Lo mejor de Mirena era su risa, que en su punto álgido recordaba el trino del abejaruco, y después sus nalgas, redondas, inmensas, semovientes, y su vulva, reventona como su boca, prieta y abultada, color tarta de moka por fuera y de un fuerte y casi sangriento rojo oscuro por dentro.
En mi relectura lo que más me ha llamado la atención es la veta existencialista, no porque esté oculta, sino porque no estaba es mis planes iniciales. Esa es otra perversión de la literatura: los libros propios te escriben mientras tú crees que los escribes, que los dominas; ni que decir tiene que los libros ajenos te leen (o sea, te retratan, te delatan). Según cuenta mi protagonista y narrador en la primera página (el resto es un flashback), el mundo se le ha derrumbado en un charco de desastres, de horror y despropósitos. En el plazo de unos pocos meses, todo a su alrededor (o dentro de él) ha sido zarandeado por lo imprevisible, por los abandonos y el sinsentido. Pues sí, el lector (yo, tú, él) algo avezado detectará un tufillo existencialista: Camus con su extranjería y Sartre nauseabundo.

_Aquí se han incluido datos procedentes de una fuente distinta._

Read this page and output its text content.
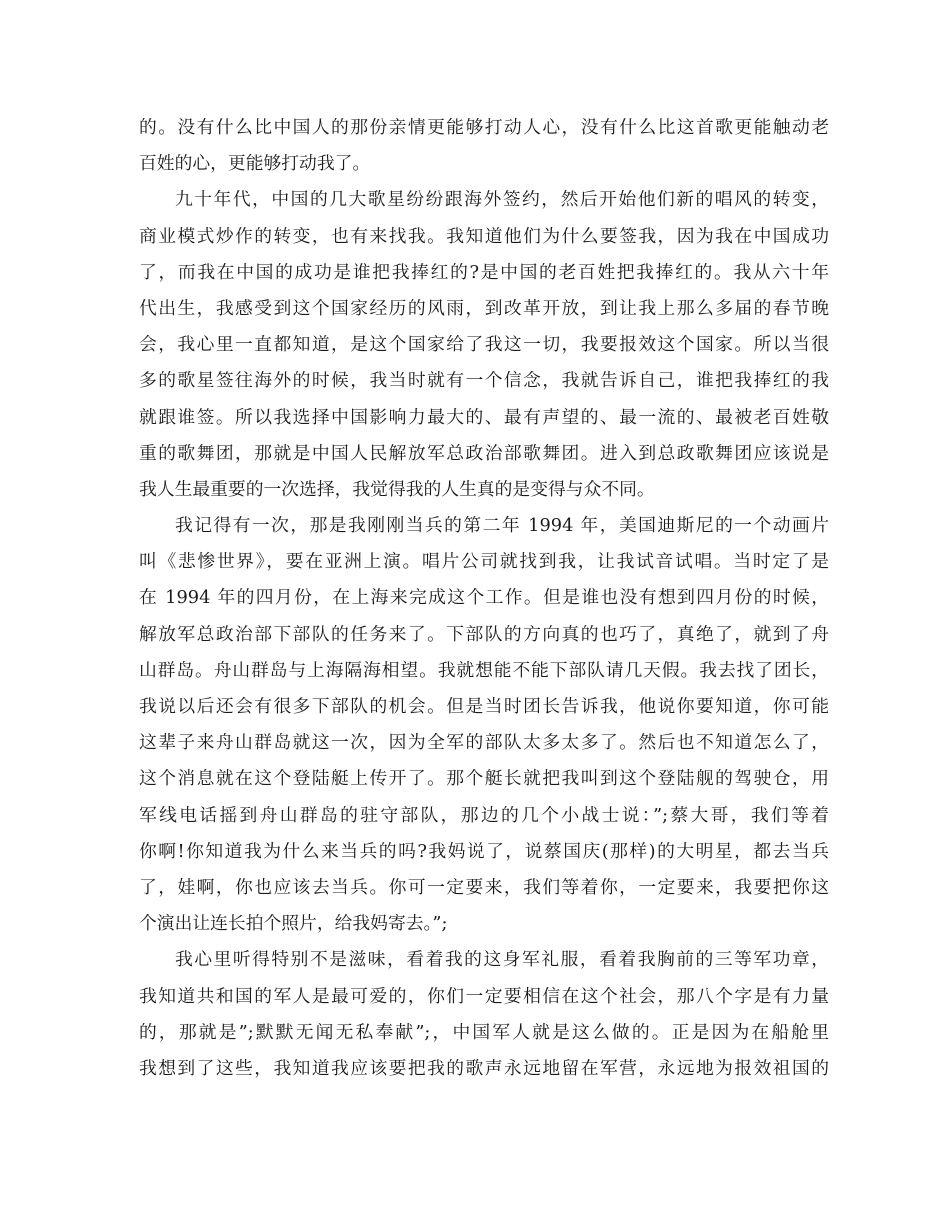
的。没有什么比中国人的那份亲情更能够打动人心，没有什么比这首歌更能触动老
百姓的心，更能够打动我了。
九十年代，中国的几大歌星纷纷跟海外签约，然后开始他们新的唱风的转变，
商业模式炒作的转变，也有来找我。我知道他们为什么要签我，因为我在中国成功
了，而我在中国的成功是谁把我捧红的?是中国的老百姓把我捧红的。我从六十年
代出生，我感受到这个国家经历的风雨，到改革开放，到让我上那么多届的春节晚
会，我心里一直都知道，是这个国家给了我这一切，我要报效这个国家。所以当很
多的歌星签往海外的时候，我当时就有一个信念，我就告诉自己，谁把我捧红的我
就跟谁签。所以我选择中国影响力最大的、最有声望的、最一流的、最被老百姓敬
重的歌舞团，那就是中国人民解放军总政治部歌舞团。进入到总政歌舞团应该说是
我人生最重要的一次选择，我觉得我的人生真的是变得与众不同。
我记得有一次，那是我刚刚当兵的第二年 1994 年，美国迪斯尼的一个动画片
叫《悲惨世界》，要在亚洲上演。唱片公司就找到我，让我试音试唱。当时定了是
在 1994 年的四月份，在上海来完成这个工作。但是谁也没有想到四月份的时候，
解放军总政治部下部队的任务来了。下部队的方向真的也巧了，真绝了，就到了舟
山群岛。舟山群岛与上海隔海相望。我就想能不能下部队请几天假。我去找了团长，
我说以后还会有很多下部队的机会。但是当时团长告诉我，他说你要知道，你可能
这辈子来舟山群岛就这一次，因为全军的部队太多太多了。然后也不知道怎么了，
这个消息就在这个登陆艇上传开了。那个艇长就把我叫到这个登陆舰的驾驶仓，用
军线电话摇到舟山群岛的驻守部队，那边的几个小战士说：”;蔡大哥，我们等着
你啊!你知道我为什么来当兵的吗?我妈说了，说蔡国庆(那样)的大明星，都去当兵
了，娃啊，你也应该去当兵。你可一定要来，我们等着你，一定要来，我要把你这
个演出让连长拍个照片，给我妈寄去。”;
我心里听得特别不是滋味，看着我的这身军礼服，看着我胸前的三等军功章，
我知道共和国的军人是最可爱的，你们一定要相信在这个社会，那八个字是有力量
的，那就是”;默默无闻无私奉献”;，中国军人就是这么做的。正是因为在船舱里
我想到了这些，我知道我应该要把我的歌声永远地留在军营，永远地为报效祖国的
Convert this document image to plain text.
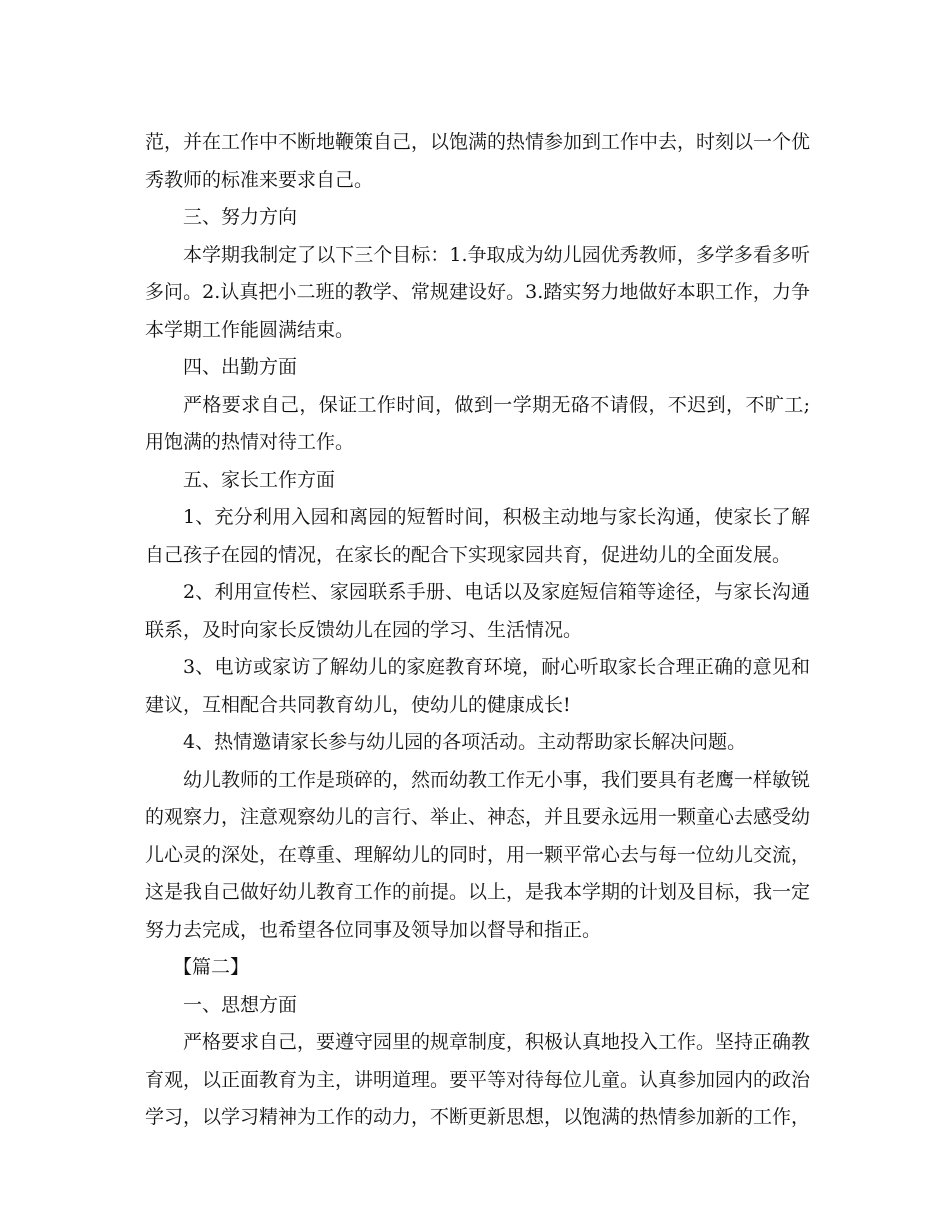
范，并在工作中不断地鞭策自己，以饱满的热情参加到工作中去，时刻以一个优秀教师的标准来要求自己。

三、努力方向

本学期我制定了以下三个目标：1.争取成为幼儿园优秀教师，多学多看多听多问。2.认真把小二班的教学、常规建设好。3.踏实努力地做好本职工作，力争本学期工作能圆满结束。

四、出勤方面

严格要求自己，保证工作时间，做到一学期无硌不请假，不迟到，不旷工;用饱满的热情对待工作。

五、家长工作方面

1、充分利用入园和离园的短暂时间，积极主动地与家长沟通，使家长了解自己孩子在园的情况，在家长的配合下实现家园共育，促进幼儿的全面发展。

2、利用宣传栏、家园联系手册、电话以及家庭短信箱等途径，与家长沟通联系，及时向家长反馈幼儿在园的学习、生活情况。

3、电访或家访了解幼儿的家庭教育环境，耐心听取家长合理正确的意见和建议，互相配合共同教育幼儿，使幼儿的健康成长!

4、热情邀请家长参与幼儿园的各项活动。主动帮助家长解决问题。

幼儿教师的工作是琐碎的，然而幼教工作无小事，我们要具有老鹰一样敏锐的观察力，注意观察幼儿的言行、举止、神态，并且要永远用一颗童心去感受幼儿心灵的深处，在尊重、理解幼儿的同时，用一颗平常心去与每一位幼儿交流，这是我自己做好幼儿教育工作的前提。以上，是我本学期的计划及目标，我一定努力去完成，也希望各位同事及领导加以督导和指正。

【篇二】

一、思想方面

严格要求自己，要遵守园里的规章制度，积极认真地投入工作。坚持正确教育观，以正面教育为主，讲明道理。要平等对待每位儿童。认真参加园内的政治学习，以学习精神为工作的动力，不断更新思想，以饱满的热情参加新的工作，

No era mi intención tal cosa, y tengo dos buenas pruebas, o atenuantes con los que adelantarme a cualquier acoso desde este lado: el humor y el erotismo.
He trabajado con denuedo y sin remilgos las escenas eróticas y creo que han escapado indemnes del pavoroso peligro de la chabacanería (siempre antierótica, por cierto). Confío en que la densidad literaria y carnal vayan a la par. (En varios capítulos la novela puede ser un festín para onanistas con estilo. Con la venia, señor presidente: ¡Va por ellos!)
El venero de humor que irriga la novela desde el principio pudiera sonar aquí raro, pero en contraste con la violencia creo que consigue equilibrar ese clima general de desquicie y alucinada percepción de la realidad que tienen todos los personajes en esta historia de alienación, extrañamiento y, en una palabra final y contundente, soledad. Y así, en medio de la ruina existencial, uno puede navegar por el libro con un rictus de sonrisa en la boca…, aunque preguntándose todo el rato qué diablos hace gracia en semejante basurero moral.

[…] adormentándose placentero con su sabor en la boca, y por debajo del recto flequillo que le ciñe la frente, como la diadema de una emperatriz, perderme en el vacío de sus ojos cegados por las blanquecinas cataratas, cristalinos nublados, como velados por clara de huevo a medio batir.
Lo dicho: la literatura es un juego perverso. Opinaba Kafka que un libro debe ser un hacha que rompa el mar helado dentro de nosotros. Yo me conformaría con que Tulipanes y delirios fuera una navaja que destellara por un instante en los ojos de los lectores.
Bienvenida sea Tulipanes y delirios, tiene más de un lector seguro. Será un placer leerla.
¡Gracias! Ojalá que te guste. Os tendré avisados de su salida.